In yesterday's green issue of the New York Times Magazine Michael Pollan makes a case in his piece titled "Why Bother?" for growing our own food as a way to rein in our global warming emissions. The author of In Defense of Food, The Omnivore's Dilemma, and Botany of Desire says laws and money are simply not enough to make a real difference without personal actions. He's right that each lifestyle change we make—whether commuting by foot, changing a light bulb, or toting a canvas bag— takes us one step closer to demanding massive change. But I have to ask: If we only have maybe eight years left to cut global warming emissions and head off disaster, do we have time for everyone to take baby steps to their lawmakers' doorsteps?
I only read Pollan's article today because I was busy in my garden all weekend, happily unplugged and readying my planting beds for a productive summer. These personal steps felt great, but let's not underestimate the power of a visionary leader who says we're going to boldly tackle this climate change problem as if he (or she) were John F. Kennedy announcing the Apollo Project to send a man to the moon. (Check out the book "Apollo's Fire.)
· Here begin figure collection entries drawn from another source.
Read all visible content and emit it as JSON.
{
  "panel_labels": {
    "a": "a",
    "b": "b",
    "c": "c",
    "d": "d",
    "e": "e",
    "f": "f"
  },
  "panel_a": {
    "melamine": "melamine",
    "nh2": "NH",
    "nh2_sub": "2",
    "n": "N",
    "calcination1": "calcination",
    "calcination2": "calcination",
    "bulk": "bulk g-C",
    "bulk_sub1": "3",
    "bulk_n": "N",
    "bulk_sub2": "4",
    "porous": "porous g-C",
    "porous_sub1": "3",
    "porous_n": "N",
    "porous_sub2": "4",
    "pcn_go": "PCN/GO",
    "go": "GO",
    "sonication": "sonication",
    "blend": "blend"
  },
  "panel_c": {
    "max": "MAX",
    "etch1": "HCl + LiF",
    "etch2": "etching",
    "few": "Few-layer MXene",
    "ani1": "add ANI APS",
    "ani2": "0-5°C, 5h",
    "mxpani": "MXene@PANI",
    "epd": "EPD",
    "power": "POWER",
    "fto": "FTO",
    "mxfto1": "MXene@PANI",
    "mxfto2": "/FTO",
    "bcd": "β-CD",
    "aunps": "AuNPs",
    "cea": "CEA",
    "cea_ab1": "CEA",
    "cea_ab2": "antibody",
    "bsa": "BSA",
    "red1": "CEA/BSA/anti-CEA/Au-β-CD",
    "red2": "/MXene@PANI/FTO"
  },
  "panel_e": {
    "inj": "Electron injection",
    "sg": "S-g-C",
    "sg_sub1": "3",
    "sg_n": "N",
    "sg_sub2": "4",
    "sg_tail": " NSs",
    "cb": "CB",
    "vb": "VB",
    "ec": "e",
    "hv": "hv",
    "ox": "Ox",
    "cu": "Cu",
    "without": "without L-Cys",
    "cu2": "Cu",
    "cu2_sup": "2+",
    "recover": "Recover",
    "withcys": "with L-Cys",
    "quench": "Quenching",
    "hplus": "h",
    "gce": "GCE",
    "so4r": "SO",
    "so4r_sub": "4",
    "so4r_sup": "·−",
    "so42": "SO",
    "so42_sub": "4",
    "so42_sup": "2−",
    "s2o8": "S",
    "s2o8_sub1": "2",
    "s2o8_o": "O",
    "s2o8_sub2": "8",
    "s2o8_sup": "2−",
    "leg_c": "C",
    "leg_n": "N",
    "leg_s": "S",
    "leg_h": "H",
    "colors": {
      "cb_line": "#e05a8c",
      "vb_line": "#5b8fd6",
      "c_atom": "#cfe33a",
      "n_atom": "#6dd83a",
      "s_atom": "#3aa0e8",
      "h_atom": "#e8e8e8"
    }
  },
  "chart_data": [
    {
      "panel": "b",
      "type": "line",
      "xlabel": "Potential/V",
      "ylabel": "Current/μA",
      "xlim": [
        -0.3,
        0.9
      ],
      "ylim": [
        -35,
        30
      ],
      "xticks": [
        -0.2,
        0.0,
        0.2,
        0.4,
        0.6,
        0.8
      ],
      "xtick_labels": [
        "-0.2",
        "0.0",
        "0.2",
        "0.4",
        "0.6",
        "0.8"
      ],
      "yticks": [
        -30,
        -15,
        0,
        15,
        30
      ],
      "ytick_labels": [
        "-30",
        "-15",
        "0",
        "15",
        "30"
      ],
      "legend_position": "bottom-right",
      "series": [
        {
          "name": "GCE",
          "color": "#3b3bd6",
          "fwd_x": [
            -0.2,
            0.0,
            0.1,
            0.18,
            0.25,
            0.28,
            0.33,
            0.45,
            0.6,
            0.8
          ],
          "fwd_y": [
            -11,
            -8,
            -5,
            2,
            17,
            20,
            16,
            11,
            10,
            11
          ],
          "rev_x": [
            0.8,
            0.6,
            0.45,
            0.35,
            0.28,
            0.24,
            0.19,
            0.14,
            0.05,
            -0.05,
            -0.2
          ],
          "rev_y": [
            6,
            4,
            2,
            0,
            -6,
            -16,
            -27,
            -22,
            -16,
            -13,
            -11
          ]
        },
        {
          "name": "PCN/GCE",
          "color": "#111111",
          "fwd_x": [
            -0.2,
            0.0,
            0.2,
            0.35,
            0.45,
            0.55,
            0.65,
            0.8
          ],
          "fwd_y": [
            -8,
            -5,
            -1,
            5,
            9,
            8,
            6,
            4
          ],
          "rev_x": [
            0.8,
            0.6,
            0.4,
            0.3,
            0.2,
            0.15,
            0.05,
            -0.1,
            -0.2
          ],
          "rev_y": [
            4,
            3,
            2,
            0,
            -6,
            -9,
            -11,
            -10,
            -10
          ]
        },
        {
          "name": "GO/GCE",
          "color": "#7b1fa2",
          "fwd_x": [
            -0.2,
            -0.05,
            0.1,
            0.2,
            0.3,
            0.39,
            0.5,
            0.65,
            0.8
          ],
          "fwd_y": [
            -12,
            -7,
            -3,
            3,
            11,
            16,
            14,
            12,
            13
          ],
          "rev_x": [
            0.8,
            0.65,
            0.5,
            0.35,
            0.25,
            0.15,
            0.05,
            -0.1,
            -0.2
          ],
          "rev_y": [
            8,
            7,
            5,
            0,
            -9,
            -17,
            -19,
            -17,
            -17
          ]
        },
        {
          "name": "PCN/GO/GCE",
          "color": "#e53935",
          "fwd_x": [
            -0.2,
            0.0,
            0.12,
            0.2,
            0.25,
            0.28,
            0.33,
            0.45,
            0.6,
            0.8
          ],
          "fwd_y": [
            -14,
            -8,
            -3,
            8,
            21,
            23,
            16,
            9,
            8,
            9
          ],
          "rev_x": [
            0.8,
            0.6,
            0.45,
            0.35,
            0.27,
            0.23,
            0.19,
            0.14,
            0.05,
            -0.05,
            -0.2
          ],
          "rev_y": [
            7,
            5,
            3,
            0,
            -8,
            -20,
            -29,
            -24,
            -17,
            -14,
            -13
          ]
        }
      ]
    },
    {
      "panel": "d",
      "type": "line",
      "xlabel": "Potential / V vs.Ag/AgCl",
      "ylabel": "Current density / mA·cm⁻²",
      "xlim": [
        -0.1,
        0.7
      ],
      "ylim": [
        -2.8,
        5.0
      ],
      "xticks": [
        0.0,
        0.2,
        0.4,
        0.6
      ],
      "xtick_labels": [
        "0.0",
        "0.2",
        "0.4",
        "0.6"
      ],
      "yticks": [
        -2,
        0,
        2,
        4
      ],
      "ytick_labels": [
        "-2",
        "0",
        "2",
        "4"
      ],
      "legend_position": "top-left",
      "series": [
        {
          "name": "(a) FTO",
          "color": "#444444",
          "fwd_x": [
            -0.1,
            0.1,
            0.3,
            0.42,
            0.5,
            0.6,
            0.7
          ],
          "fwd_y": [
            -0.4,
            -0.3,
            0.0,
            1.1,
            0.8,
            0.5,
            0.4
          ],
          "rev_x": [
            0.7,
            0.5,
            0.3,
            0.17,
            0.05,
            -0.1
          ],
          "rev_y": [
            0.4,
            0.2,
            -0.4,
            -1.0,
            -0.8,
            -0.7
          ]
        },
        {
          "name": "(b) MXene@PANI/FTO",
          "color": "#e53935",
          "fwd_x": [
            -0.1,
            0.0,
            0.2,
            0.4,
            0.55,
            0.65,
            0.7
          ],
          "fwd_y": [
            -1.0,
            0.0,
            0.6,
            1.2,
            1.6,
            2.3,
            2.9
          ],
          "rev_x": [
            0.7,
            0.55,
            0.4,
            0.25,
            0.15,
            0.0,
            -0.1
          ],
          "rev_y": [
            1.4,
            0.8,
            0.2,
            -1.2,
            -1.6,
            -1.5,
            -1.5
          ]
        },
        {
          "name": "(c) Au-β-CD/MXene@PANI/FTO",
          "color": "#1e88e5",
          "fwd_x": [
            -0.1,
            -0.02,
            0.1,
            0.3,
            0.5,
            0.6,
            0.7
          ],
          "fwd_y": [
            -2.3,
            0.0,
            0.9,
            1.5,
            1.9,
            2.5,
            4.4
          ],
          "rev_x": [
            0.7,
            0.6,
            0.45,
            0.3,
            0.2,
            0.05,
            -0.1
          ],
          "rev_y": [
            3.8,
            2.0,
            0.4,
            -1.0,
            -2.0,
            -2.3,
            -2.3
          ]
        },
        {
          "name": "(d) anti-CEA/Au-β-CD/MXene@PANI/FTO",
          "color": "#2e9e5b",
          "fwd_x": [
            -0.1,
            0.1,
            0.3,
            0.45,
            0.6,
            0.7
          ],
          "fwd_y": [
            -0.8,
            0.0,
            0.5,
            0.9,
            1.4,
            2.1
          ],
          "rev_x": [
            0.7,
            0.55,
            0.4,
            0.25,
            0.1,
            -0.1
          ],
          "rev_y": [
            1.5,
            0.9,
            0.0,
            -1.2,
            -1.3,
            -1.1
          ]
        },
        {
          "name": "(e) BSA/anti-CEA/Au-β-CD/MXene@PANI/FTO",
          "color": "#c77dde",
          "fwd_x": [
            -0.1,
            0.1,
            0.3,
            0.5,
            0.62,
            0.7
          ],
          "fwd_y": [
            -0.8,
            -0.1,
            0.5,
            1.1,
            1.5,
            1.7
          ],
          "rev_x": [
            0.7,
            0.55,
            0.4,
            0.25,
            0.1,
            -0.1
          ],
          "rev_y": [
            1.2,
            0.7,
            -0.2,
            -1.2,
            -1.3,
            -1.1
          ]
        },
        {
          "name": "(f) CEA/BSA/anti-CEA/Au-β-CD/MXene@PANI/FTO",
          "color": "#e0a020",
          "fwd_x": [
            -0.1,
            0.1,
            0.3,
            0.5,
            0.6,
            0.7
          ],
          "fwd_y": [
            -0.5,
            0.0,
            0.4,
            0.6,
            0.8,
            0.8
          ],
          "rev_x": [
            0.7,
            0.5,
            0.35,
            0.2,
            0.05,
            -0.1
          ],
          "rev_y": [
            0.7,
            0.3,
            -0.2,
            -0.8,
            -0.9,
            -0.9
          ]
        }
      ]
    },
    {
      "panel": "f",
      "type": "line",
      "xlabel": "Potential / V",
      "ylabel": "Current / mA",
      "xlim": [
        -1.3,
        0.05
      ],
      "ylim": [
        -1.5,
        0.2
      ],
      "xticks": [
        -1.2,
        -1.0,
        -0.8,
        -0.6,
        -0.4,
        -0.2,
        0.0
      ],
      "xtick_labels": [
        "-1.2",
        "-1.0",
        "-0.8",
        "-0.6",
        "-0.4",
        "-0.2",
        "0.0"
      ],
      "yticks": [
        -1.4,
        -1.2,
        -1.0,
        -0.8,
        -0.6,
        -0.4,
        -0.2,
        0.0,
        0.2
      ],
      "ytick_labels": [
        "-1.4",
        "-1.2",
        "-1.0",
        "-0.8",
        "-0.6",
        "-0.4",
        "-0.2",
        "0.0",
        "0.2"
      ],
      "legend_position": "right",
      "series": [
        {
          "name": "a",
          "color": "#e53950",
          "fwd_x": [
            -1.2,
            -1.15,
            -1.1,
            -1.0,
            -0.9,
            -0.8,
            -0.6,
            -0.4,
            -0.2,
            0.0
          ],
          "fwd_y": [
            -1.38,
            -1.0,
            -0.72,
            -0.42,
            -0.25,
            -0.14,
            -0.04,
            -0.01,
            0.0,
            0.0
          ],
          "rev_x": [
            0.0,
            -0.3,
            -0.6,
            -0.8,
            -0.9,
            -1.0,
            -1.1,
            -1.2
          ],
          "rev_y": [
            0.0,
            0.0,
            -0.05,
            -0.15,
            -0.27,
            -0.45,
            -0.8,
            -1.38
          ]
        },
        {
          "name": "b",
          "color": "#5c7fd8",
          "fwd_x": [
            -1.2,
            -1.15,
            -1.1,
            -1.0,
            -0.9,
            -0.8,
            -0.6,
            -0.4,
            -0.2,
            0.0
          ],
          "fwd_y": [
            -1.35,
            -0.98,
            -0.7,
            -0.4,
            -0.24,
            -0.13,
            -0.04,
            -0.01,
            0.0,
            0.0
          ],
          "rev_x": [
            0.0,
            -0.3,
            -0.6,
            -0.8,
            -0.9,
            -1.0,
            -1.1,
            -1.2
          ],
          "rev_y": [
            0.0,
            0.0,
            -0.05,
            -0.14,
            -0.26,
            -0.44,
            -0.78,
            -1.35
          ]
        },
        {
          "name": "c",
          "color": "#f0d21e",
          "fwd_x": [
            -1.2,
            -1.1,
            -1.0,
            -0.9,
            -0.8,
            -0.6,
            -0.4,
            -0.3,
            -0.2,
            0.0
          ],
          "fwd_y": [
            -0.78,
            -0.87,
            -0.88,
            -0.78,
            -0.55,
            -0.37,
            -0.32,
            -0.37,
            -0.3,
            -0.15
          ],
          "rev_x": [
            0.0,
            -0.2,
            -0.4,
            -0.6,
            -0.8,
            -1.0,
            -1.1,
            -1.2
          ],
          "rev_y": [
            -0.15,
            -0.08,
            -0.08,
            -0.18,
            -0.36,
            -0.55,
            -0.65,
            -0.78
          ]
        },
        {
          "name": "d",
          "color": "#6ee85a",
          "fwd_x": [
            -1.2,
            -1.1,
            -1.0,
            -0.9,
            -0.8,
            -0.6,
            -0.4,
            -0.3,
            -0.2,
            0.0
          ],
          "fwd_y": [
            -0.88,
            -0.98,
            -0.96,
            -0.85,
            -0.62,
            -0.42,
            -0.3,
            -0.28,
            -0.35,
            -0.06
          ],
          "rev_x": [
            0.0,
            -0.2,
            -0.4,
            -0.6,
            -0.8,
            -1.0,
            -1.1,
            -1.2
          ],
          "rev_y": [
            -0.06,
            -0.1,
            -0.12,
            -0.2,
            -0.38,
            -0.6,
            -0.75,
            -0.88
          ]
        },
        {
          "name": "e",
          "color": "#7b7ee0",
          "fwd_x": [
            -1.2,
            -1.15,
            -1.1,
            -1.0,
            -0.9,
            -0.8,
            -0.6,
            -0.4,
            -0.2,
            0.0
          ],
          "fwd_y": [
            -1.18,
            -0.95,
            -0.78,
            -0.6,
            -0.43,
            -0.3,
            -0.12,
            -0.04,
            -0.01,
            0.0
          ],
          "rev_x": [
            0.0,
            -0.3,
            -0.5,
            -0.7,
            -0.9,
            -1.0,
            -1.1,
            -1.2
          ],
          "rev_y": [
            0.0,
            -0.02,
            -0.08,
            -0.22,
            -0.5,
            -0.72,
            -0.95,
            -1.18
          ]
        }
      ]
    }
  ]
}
Remember what Kennedy said on May 25, 1961? "First, I believe that this nation should commit itself to achieving the goal, before this decade is out, of landing a man on the Moon and returning him safely to the Earth. No single space project in this period will be more impressive to mankind, or more important in the long-range exploration of space; and none will be so difficult or expensive to accomplish."
The Apollo program changed our lives, and spurred major advances in all fields of research, including telecommunications, aviation, and computers. What if our next president were to make the same kind of declaration about global warming? What might our future be like then?